I don’t know. I don’t think we ever will. Zimmerman didn’t testify; he was never cross-examined. “Zimmerman the man may remain as much an enigma as the events of the night in question,” Jelani Cobb wrote in the New Yorker earlier this week. And all of this focus on the moment of the shooting telescopes this story in a way that feels misleading. It leaves out Zimmerman’s history of calling the cops on black people and his decision that night to follow Martin. It leaves out his excruciatingly terrible, patently racist judgment.
But that doesn’t mean the jury’s verdict was racist. In Florida, a person “who is not engaged in an unlawful activity and who is attacked” has no duty to retreat. He or she has the right to “meet force with force, including deadly force if he or she reasonably believes it is necessary to do so to prevent death or great bodily harm to himself or herself.” The jury could have faulted Zimmerman for starting the altercation with Martin and still believed him not guilty of murder, or even of manslaughter, which in Florida is a killing that has no legal justification. If the jury believed that once the physical fight began, Zimmerman reasonably feared he would suffer a grave bodily injury, then he gets off for self-defense.
Maybe that is the wrong rule. Maybe people like George Zimmerman should be held responsible for provoking the fight that they then fear they’ll lose. And maybe cuts to the back of the head and a bloody nose aren’t enough to show reasonable fear of grave bodily harm. After all, as Adam Weinstein points out, the lesson right now for Floridians is this: “in any altercation, however minor, the easiest way to avoid criminal liability is to kill the counterparty.” But you can see the box the jurors might have felt they were in. Even if they didn’t like George Zimmerman—even if they believed only part of what he told the police—they didn’t have a charge under Florida law that was a clear fit for what he did that night.

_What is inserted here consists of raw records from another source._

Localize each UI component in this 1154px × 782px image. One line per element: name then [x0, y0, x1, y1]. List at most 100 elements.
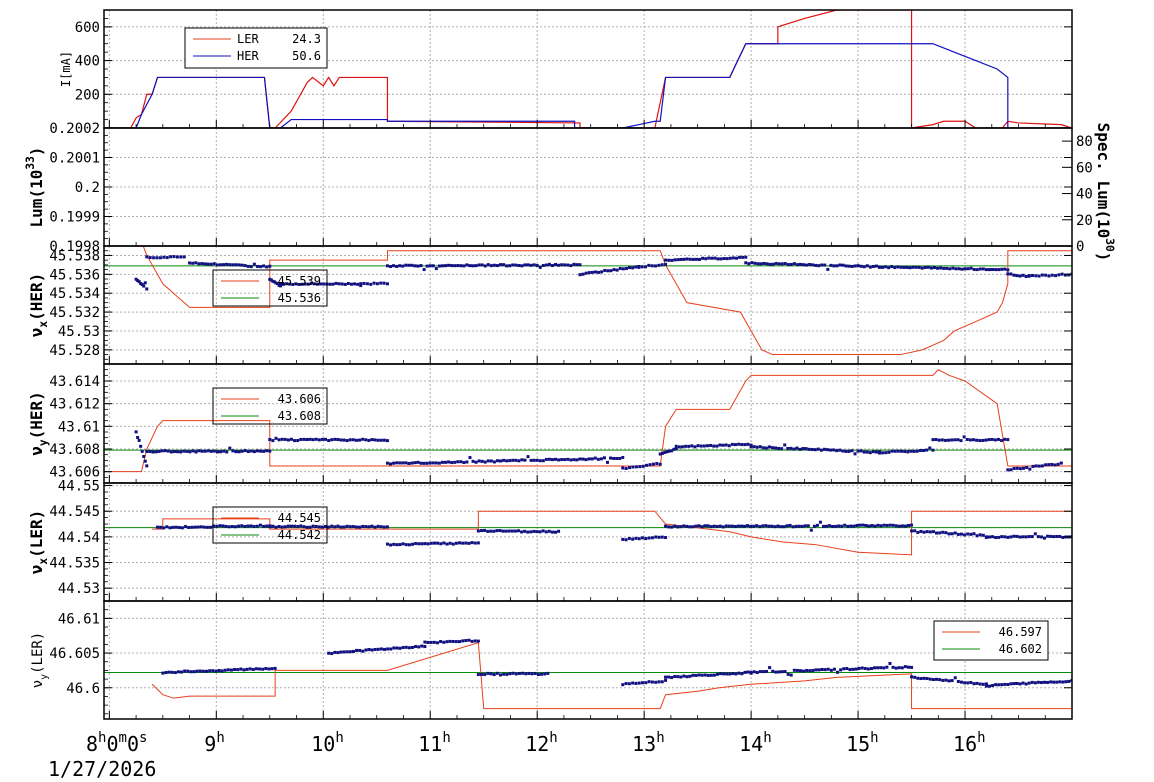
tune-point — [981, 533, 985, 537]
tune-point — [188, 450, 192, 454]
tune-point — [139, 282, 143, 286]
tune-point — [277, 283, 281, 287]
y-tick-label: 44.545 — [49, 504, 100, 520]
tune-point — [208, 669, 212, 673]
tune-point — [395, 543, 399, 547]
tune-point — [800, 524, 804, 528]
tune-point — [448, 639, 452, 643]
tune-point — [881, 451, 885, 455]
tune-point — [948, 267, 952, 271]
tune-point — [831, 524, 835, 528]
tune-point — [468, 264, 472, 268]
y-tick-label: 0.2 — [75, 180, 100, 196]
tune-point — [600, 270, 604, 274]
tune-point — [785, 524, 789, 528]
tune-point — [240, 524, 244, 528]
y-tick-label: 0.1998 — [49, 239, 100, 255]
tune-point — [694, 257, 698, 261]
tune-point — [200, 262, 204, 266]
plot-area — [104, 10, 1072, 128]
tune-point — [407, 646, 411, 650]
tune-point — [1006, 683, 1010, 687]
legend-value: 44.545 — [278, 511, 321, 525]
tune-point — [392, 542, 396, 546]
tune-point — [764, 446, 768, 450]
tune-point — [476, 673, 480, 677]
tune-point — [547, 457, 551, 461]
tune-point — [975, 534, 979, 538]
tune-point — [1018, 535, 1022, 539]
y-tick-label: 45.534 — [49, 286, 100, 302]
tune-point — [467, 638, 471, 642]
tune-point — [243, 264, 247, 268]
tune-point — [550, 458, 554, 462]
tune-point — [240, 263, 244, 267]
tune-point — [634, 265, 638, 269]
tune-point — [179, 450, 183, 454]
tune-point — [395, 461, 399, 465]
tune-point — [176, 450, 180, 454]
tune-point — [621, 537, 625, 541]
tune-point — [795, 446, 799, 450]
tune-point — [578, 263, 582, 267]
tune-point — [544, 530, 548, 534]
tune-point — [660, 680, 664, 684]
tune-point — [428, 461, 432, 465]
tune-point — [935, 677, 939, 681]
tune-point — [670, 258, 674, 262]
tune-point — [731, 672, 735, 676]
tune-point — [994, 683, 998, 687]
tune-point — [520, 530, 524, 534]
tune-point — [897, 524, 901, 528]
tune-point — [1050, 273, 1054, 277]
tune-point — [1049, 534, 1053, 538]
tune-point — [404, 543, 408, 547]
tune-point — [349, 282, 353, 286]
tune-point — [860, 666, 864, 670]
tune-point — [285, 282, 289, 286]
tune-point — [188, 261, 192, 265]
tune-point — [340, 282, 344, 286]
legend-label: LER — [237, 32, 259, 46]
tune-point — [650, 536, 654, 540]
tune-point — [429, 541, 433, 545]
tune-point — [262, 449, 266, 453]
tune-point — [734, 672, 738, 676]
tune-point — [222, 449, 226, 453]
tune-point — [891, 523, 895, 527]
tune-point — [987, 535, 991, 539]
tune-point — [239, 667, 243, 671]
setpoint-line — [151, 641, 1072, 710]
tune-point — [245, 667, 249, 671]
tune-point — [532, 529, 536, 533]
tune-point — [471, 264, 475, 268]
tune-point — [981, 267, 985, 271]
tune-point — [480, 263, 484, 267]
tune-point — [968, 438, 972, 442]
tune-point — [953, 531, 957, 535]
tune-point — [502, 263, 506, 267]
tune-point — [342, 525, 346, 529]
tune-point — [229, 668, 233, 672]
tune-point — [792, 668, 796, 672]
tune-point — [254, 667, 258, 671]
tune-point — [847, 264, 851, 268]
tune-point — [956, 679, 960, 683]
legend-value: 24.3 — [292, 32, 321, 46]
tune-point — [317, 438, 321, 442]
tune-point — [1059, 461, 1063, 465]
tune-point — [351, 438, 355, 442]
tune-point — [1000, 535, 1004, 539]
right-y-tick-label: 60 — [1076, 160, 1093, 176]
tune-point — [676, 258, 680, 262]
tune-point — [704, 257, 708, 261]
tune-point — [876, 523, 880, 527]
tune-point — [804, 447, 808, 451]
tune-point — [749, 445, 753, 449]
tune-point — [771, 262, 775, 266]
tune-point — [1006, 268, 1010, 272]
y-tick-label: 45.536 — [49, 267, 100, 283]
tune-point — [865, 264, 869, 268]
tune-point — [770, 524, 774, 528]
tune-point — [712, 524, 716, 528]
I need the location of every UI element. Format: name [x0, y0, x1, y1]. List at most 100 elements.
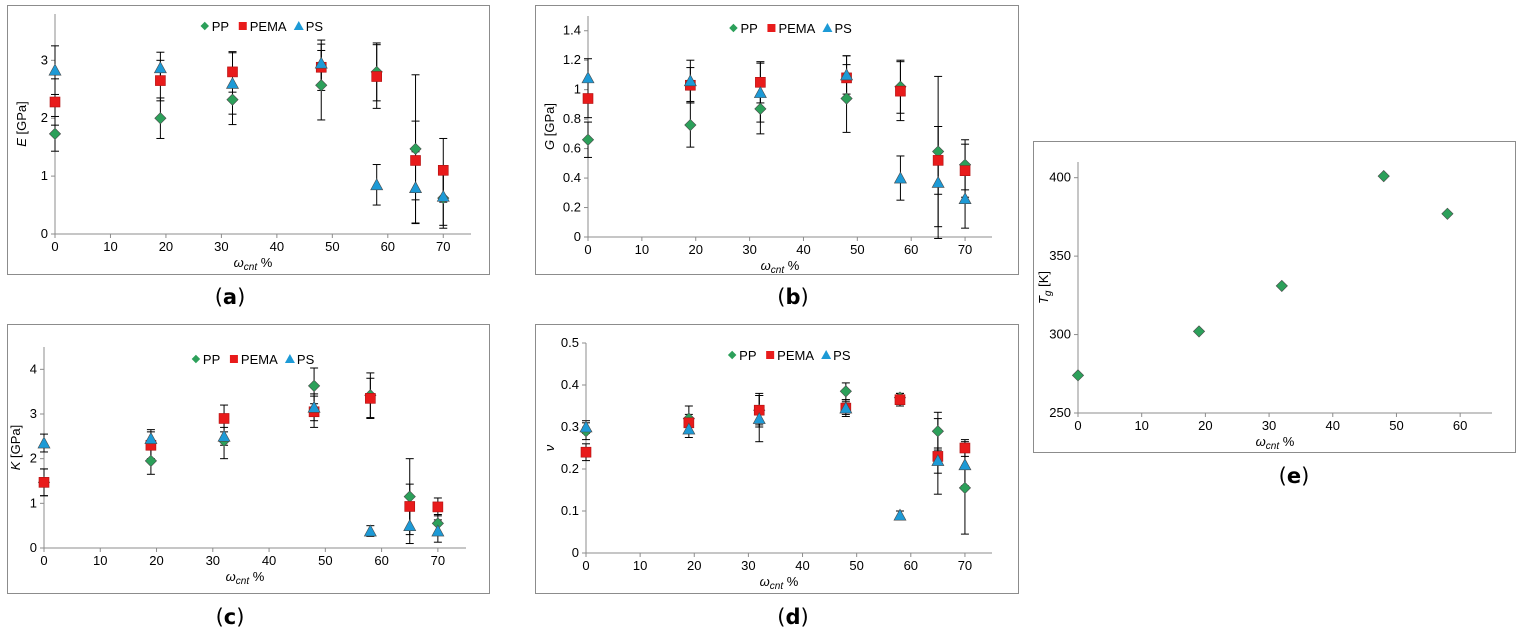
y-tick-label: 0 [574, 229, 581, 244]
data-point-ps [893, 508, 907, 521]
data-point-ps [579, 420, 593, 433]
x-tick-label: 50 [318, 553, 332, 568]
data-point-pp [581, 133, 595, 146]
legend-label: PP [203, 352, 220, 367]
data-point-pp [403, 490, 416, 503]
data-point-pema [959, 442, 971, 454]
data-point-pp [932, 145, 945, 158]
y-tick-label: 1.4 [563, 23, 581, 38]
data-point-pp [1377, 170, 1390, 183]
data-point-ps [581, 71, 595, 84]
legend-label: PP [739, 348, 756, 363]
data-point-pp [958, 481, 972, 494]
legend-label: PS [297, 352, 315, 367]
data-point-ps [431, 524, 445, 537]
panel-label-a: (a) [214, 285, 246, 309]
data-point-pp [1441, 207, 1454, 220]
data-point-pema [755, 77, 766, 88]
y-tick-label: 1 [41, 168, 48, 183]
legend-label: PEMA [241, 352, 278, 367]
data-point-pema [404, 501, 416, 512]
data-point-ps [144, 431, 158, 444]
data-point-ps [48, 63, 62, 76]
legend-marker-pp [200, 21, 210, 31]
chart-c: 0 10 20 30 40 50 60 70 0 1 2 3 4 ωcnt % K [GPa] PP PEMA P… [8, 347, 466, 587]
legend-label: PEMA [778, 21, 815, 36]
y-axis-label: G [GPa] [542, 103, 557, 150]
y-tick-label: 0.2 [561, 461, 579, 476]
chart-b: 0 10 20 30 40 50 60 70 0 0.2 0.4 0.6 0.8 1 1.2 1.4 ωcnt … [542, 16, 992, 276]
y-tick-label: 1 [30, 495, 37, 510]
panel-label-b: (b) [777, 285, 809, 309]
legend-marker-ps [822, 23, 833, 32]
data-point-ps [363, 524, 377, 537]
legend-marker-ps [293, 21, 304, 30]
x-tick-label: 70 [436, 239, 450, 254]
data-point-pema [371, 71, 383, 82]
chart-panel-c: 0 10 20 30 40 50 60 70 0 1 2 3 4 ωcnt % K [GPa] PP PEMA P… [7, 324, 490, 594]
y-tick-label: 0.3 [561, 419, 579, 434]
legend-item-pema: PEMA [767, 21, 816, 36]
legend-marker-ps [284, 354, 295, 363]
data-point-ps [753, 85, 767, 98]
x-tick-label: 60 [904, 242, 918, 257]
data-point-pp [839, 385, 852, 398]
legend-label: PEMA [777, 348, 814, 363]
x-tick-label: 50 [325, 239, 339, 254]
legend-item-pp: PP [727, 348, 757, 363]
x-tick-label: 60 [374, 553, 388, 568]
x-tick-label: 60 [381, 239, 395, 254]
data-point-pema [959, 165, 971, 176]
data-point-ps [225, 76, 239, 89]
y-tick-label: 400 [1049, 170, 1071, 185]
x-tick-label: 30 [206, 553, 220, 568]
data-point-ps [931, 175, 945, 188]
x-tick-label: 30 [742, 242, 756, 257]
y-tick-label: 0.8 [563, 111, 581, 126]
x-tick-label: 50 [849, 558, 863, 573]
data-point-ps [409, 181, 423, 193]
y-tick-label: 3 [30, 406, 37, 421]
x-tick-label: 40 [795, 558, 809, 573]
data-point-pema [49, 96, 61, 108]
chart-a: 0 10 20 30 40 50 60 70 0 1 2 3 ωcnt % E [GPa] PP PEMA PS [14, 14, 471, 273]
data-point-pp [154, 112, 167, 125]
legend-item-pp: PP [200, 19, 229, 34]
y-tick-label: 250 [1049, 405, 1071, 420]
x-tick-label: 70 [958, 558, 972, 573]
y-tick-label: 300 [1049, 327, 1071, 342]
y-tick-label: 0.4 [561, 377, 579, 392]
data-point-pema [932, 155, 944, 166]
x-tick-label: 30 [1262, 418, 1276, 433]
y-tick-label: 1 [574, 82, 581, 97]
data-point-pp [1192, 325, 1206, 338]
data-point-pp [226, 93, 239, 106]
chart-d: 0 10 20 30 40 50 60 70 0 0.1 0.2 0.3 0.4 0.5 ωcnt % ν PP… [542, 335, 992, 592]
legend-item-pp: PP [191, 352, 220, 367]
x-tick-label: 20 [159, 239, 173, 254]
legend-marker-pp [729, 23, 738, 33]
x-tick-label: 40 [796, 242, 810, 257]
data-point-pp [840, 92, 853, 105]
chart-panel-b: 0 10 20 30 40 50 60 70 0 0.2 0.4 0.6 0.8 1 1.2 1.4 ωcnt … [535, 5, 1019, 276]
x-tick-label: 0 [584, 242, 591, 257]
y-axis-label: ν [542, 444, 557, 451]
legend-item-ps: PS [821, 348, 851, 363]
chart-panel-a: 0 10 20 30 40 50 60 70 0 1 2 3 ωcnt % E [GPa] PP PEMA PS [7, 5, 490, 275]
y-tick-label: 0 [572, 545, 579, 560]
legend-marker-pema [229, 355, 238, 363]
data-point-pp [931, 425, 944, 438]
legend-label: PS [306, 19, 324, 34]
legend-marker-pema [238, 22, 247, 30]
panel-label-c: (c) [215, 605, 245, 629]
data-point-ps [314, 56, 328, 69]
legend-marker-pp [727, 350, 737, 360]
chart-panel-e: 0 10 20 30 40 50 60 250 300 350 400 ωcnt % Tg [K] [1033, 141, 1516, 453]
y-tick-label: 0.1 [561, 503, 579, 518]
x-tick-label: 40 [262, 553, 276, 568]
x-axis-label: ωcnt % [761, 258, 800, 276]
legend-label: PS [834, 21, 852, 36]
data-point-pp [48, 127, 62, 140]
data-point-ps [370, 178, 384, 191]
y-tick-label: 0.2 [563, 200, 581, 215]
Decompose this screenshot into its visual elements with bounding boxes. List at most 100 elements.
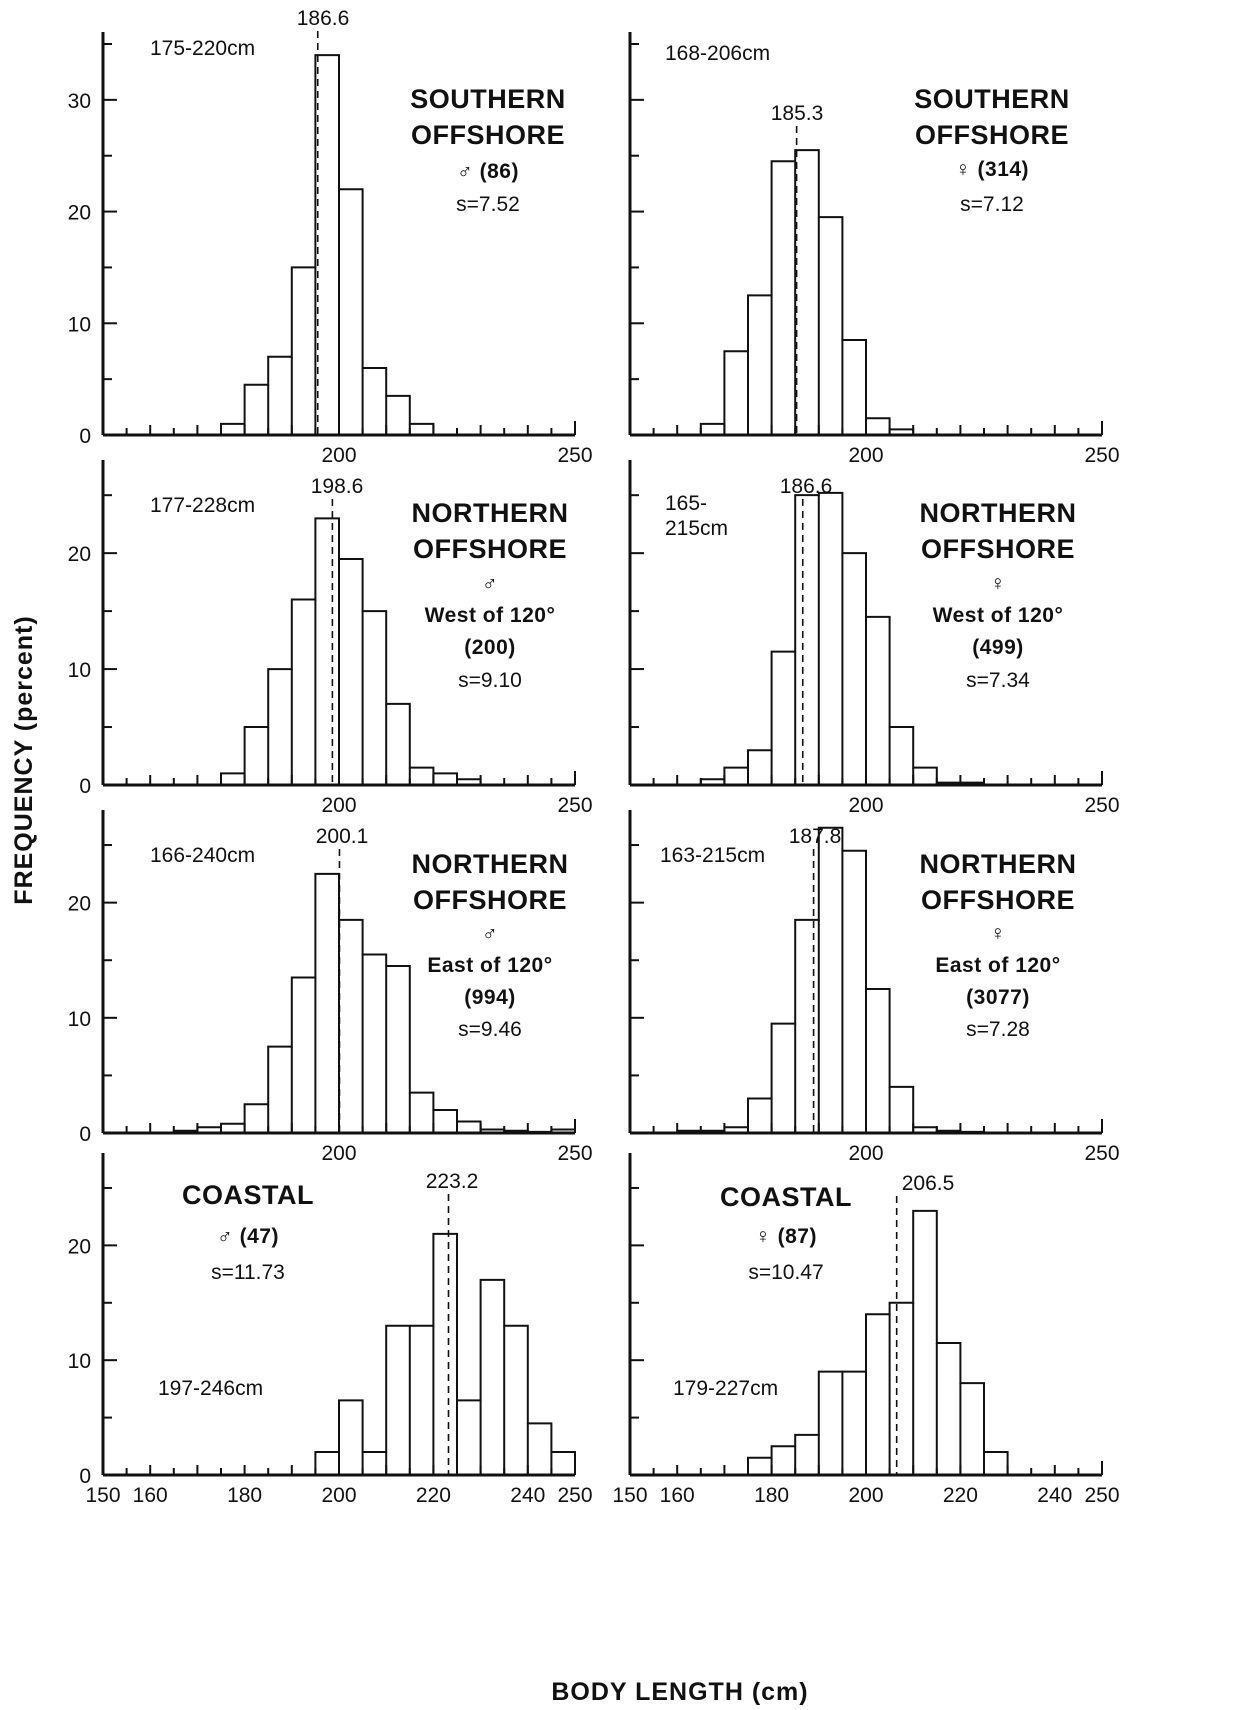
histogram-bars xyxy=(314,1232,576,1475)
panel-subtitle: ♂ xyxy=(482,922,498,945)
x-tick-label: 220 xyxy=(943,1484,978,1507)
range-label: 165- xyxy=(665,492,707,515)
range-label: 215cm xyxy=(665,517,728,540)
y-tick-label: 10 xyxy=(68,1350,91,1373)
s-label: s=7.52 xyxy=(456,193,520,216)
mean-label: 198.6 xyxy=(311,475,364,498)
x-tick-label: 200 xyxy=(321,444,356,467)
x-tick-label: 150 xyxy=(612,1484,647,1507)
panel-title: OFFSHORE xyxy=(413,534,567,564)
x-axis-label: BODY LENGTH (cm) xyxy=(551,1678,808,1706)
x-tick-label: 220 xyxy=(416,1484,451,1507)
x-tick-label: 200 xyxy=(321,1484,356,1507)
histogram-panel: 0 10 20 200 250 200.1 166-240cm NORTHERN OFFSHOR… xyxy=(68,810,593,1165)
histogram-bars xyxy=(699,149,915,435)
panel-title: NORTHERN xyxy=(412,498,569,528)
histogram-bars xyxy=(172,872,576,1133)
histogram-panel: 0 10 20 200 250 198.6 177-228cm NORTHERN OFFSHOR… xyxy=(68,460,593,817)
x-tick-label: 250 xyxy=(557,1484,592,1507)
y-tick-label: 20 xyxy=(68,1235,91,1258)
x-tick-label: 250 xyxy=(557,444,592,467)
x-tick-label: 250 xyxy=(557,1142,592,1165)
y-tick-label: 0 xyxy=(79,1465,91,1488)
panel-subtitle: ♀ (87) xyxy=(755,1225,817,1248)
mean-label: 200.1 xyxy=(316,825,369,848)
x-tick-label: 250 xyxy=(557,794,592,817)
panel-subtitle: ♀ xyxy=(990,922,1006,945)
panel-subtitle: (499) xyxy=(972,636,1024,659)
s-label: s=9.46 xyxy=(458,1018,522,1041)
mean-label: 186.6 xyxy=(297,7,350,30)
panel-subtitle: (3077) xyxy=(966,986,1030,1009)
panel-title: NORTHERN xyxy=(920,849,1077,879)
mean-label: 187.8 xyxy=(789,825,842,848)
histogram-bars xyxy=(676,826,985,1133)
x-tick-label: 240 xyxy=(1037,1484,1072,1507)
range-label: 179-227cm xyxy=(673,1377,778,1400)
panel-title: OFFSHORE xyxy=(921,534,1075,564)
y-tick-label: 0 xyxy=(79,775,91,798)
panel-subtitle: ♂ xyxy=(482,572,498,595)
range-label: 197-246cm xyxy=(158,1377,263,1400)
x-tick-label: 200 xyxy=(848,1142,883,1165)
panel-subtitle: ♀ (314) xyxy=(955,158,1029,181)
x-tick-label: 250 xyxy=(1084,1142,1119,1165)
panel-title: COASTAL xyxy=(182,1180,314,1210)
histogram-bars xyxy=(747,1209,1009,1475)
panel-title: OFFSHORE xyxy=(921,885,1075,915)
histogram-bars xyxy=(699,491,985,785)
range-label: 166-240cm xyxy=(150,844,255,867)
y-tick-label: 10 xyxy=(68,313,91,336)
x-tick-label: 200 xyxy=(321,1142,356,1165)
panel-subtitle: ♂ (86) xyxy=(457,160,519,183)
x-tick-label: 200 xyxy=(848,794,883,817)
range-label: 177-228cm xyxy=(150,494,255,517)
y-tick-label: 20 xyxy=(68,202,91,225)
x-tick-label: 180 xyxy=(754,1484,789,1507)
range-label: 175-220cm xyxy=(150,37,255,60)
y-tick-label: 30 xyxy=(68,90,91,113)
histogram-panel: 200 250 186.6 165-215cm NORTHERN OFFSHORE ♀ Wes… xyxy=(628,460,1120,817)
s-label: s=7.34 xyxy=(966,669,1030,692)
s-label: s=7.28 xyxy=(966,1018,1030,1041)
panel-subtitle: ♂ (47) xyxy=(217,1225,279,1248)
s-label: s=9.10 xyxy=(458,669,522,692)
x-tick-label: 160 xyxy=(133,1484,168,1507)
s-label: s=10.47 xyxy=(748,1261,823,1284)
y-tick-label: 20 xyxy=(68,543,91,566)
panel-subtitle: (200) xyxy=(464,636,516,659)
histogram-bars xyxy=(220,54,435,435)
x-tick-label: 150 xyxy=(85,1484,120,1507)
x-tick-label: 250 xyxy=(1084,444,1119,467)
panel-subtitle: (994) xyxy=(464,986,516,1009)
s-label: s=11.73 xyxy=(211,1261,285,1284)
panel-title: SOUTHERN xyxy=(410,84,566,114)
mean-label: 185.3 xyxy=(771,102,824,125)
x-tick-label: 200 xyxy=(321,794,356,817)
panel-title: COASTAL xyxy=(720,1182,852,1212)
mean-label: 186.6 xyxy=(780,475,833,498)
y-tick-label: 10 xyxy=(68,1008,91,1031)
histogram-panel: 0 10 20 150 160 180 200 220 240 250 223.2 197-246cm… xyxy=(68,1153,593,1507)
range-label: 163-215cm xyxy=(660,844,765,867)
panel-title: NORTHERN xyxy=(920,498,1077,528)
panel-title: OFFSHORE xyxy=(413,885,567,915)
y-tick-label: 0 xyxy=(79,425,91,448)
histogram-panel: 200 250 185.3 168-206cm SOUTHERN OFFSHORE ♀ (3… xyxy=(628,32,1120,467)
panel-subtitle: West of 120° xyxy=(933,604,1064,627)
panel-subtitle: East of 120° xyxy=(427,954,552,977)
x-tick-label: 250 xyxy=(1084,794,1119,817)
panel-title: NORTHERN xyxy=(412,849,569,879)
histogram-panel: 0 10 20 30 200 250 186.6 175-220cm SOUTHERN OFFSH… xyxy=(68,7,593,467)
histogram-bars xyxy=(220,517,482,785)
s-label: s=7.12 xyxy=(960,193,1024,216)
panel-title: OFFSHORE xyxy=(411,120,565,150)
panel-subtitle: West of 120° xyxy=(425,604,556,627)
x-tick-label: 200 xyxy=(848,444,883,467)
x-tick-label: 200 xyxy=(848,1484,883,1507)
x-tick-label: 240 xyxy=(510,1484,545,1507)
panel-subtitle: ♀ xyxy=(990,572,1006,595)
y-tick-label: 0 xyxy=(79,1123,91,1146)
y-axis-label: FREQUENCY (percent) xyxy=(10,615,38,904)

This is what Slate’s Justin Peters meant when he reminded us earlier this week that the state has to prove its case beyond a reasonable doubt. “That hasn’t happened,” he wrote. “And if the prosecution can’t prove its case, then Zimmerman should walk.” This is our legal system. It doesn’t always deliver justice, and this case surely points to several ways in which Florida’s version of law and police work should change. It may demonstrate that Zimmerman should face federal civil rights charges.
But what matters most is that Zimmerman was charged with Martin’s killing, even if he wasn’t convicted. The state was late to indict him, yes, and acted only after a sorry spell of botched police work that may have affected the evidence presented at trial. But Florida did try to hold George Zimmerman liable for Trayvon Martin’s death. Martin’s family and all his supporters get most of the credit. His father, Tracy Martin, wrote on Twitter tonight, “God blessed Me & Sybrina with Tray and even in his death I know my baby proud of the FIGHT we along with all of you put up for him GOD BLESS.” Yes, they did fight, and their battle meant something—meant a great deal—to so many parents of black boys in hoodies, and to the rest of the country, too. Tracy Martin is right to stress that fight for justice at this sorrowful, painful moment. No ill-conceived law, and no verdict, can take that away.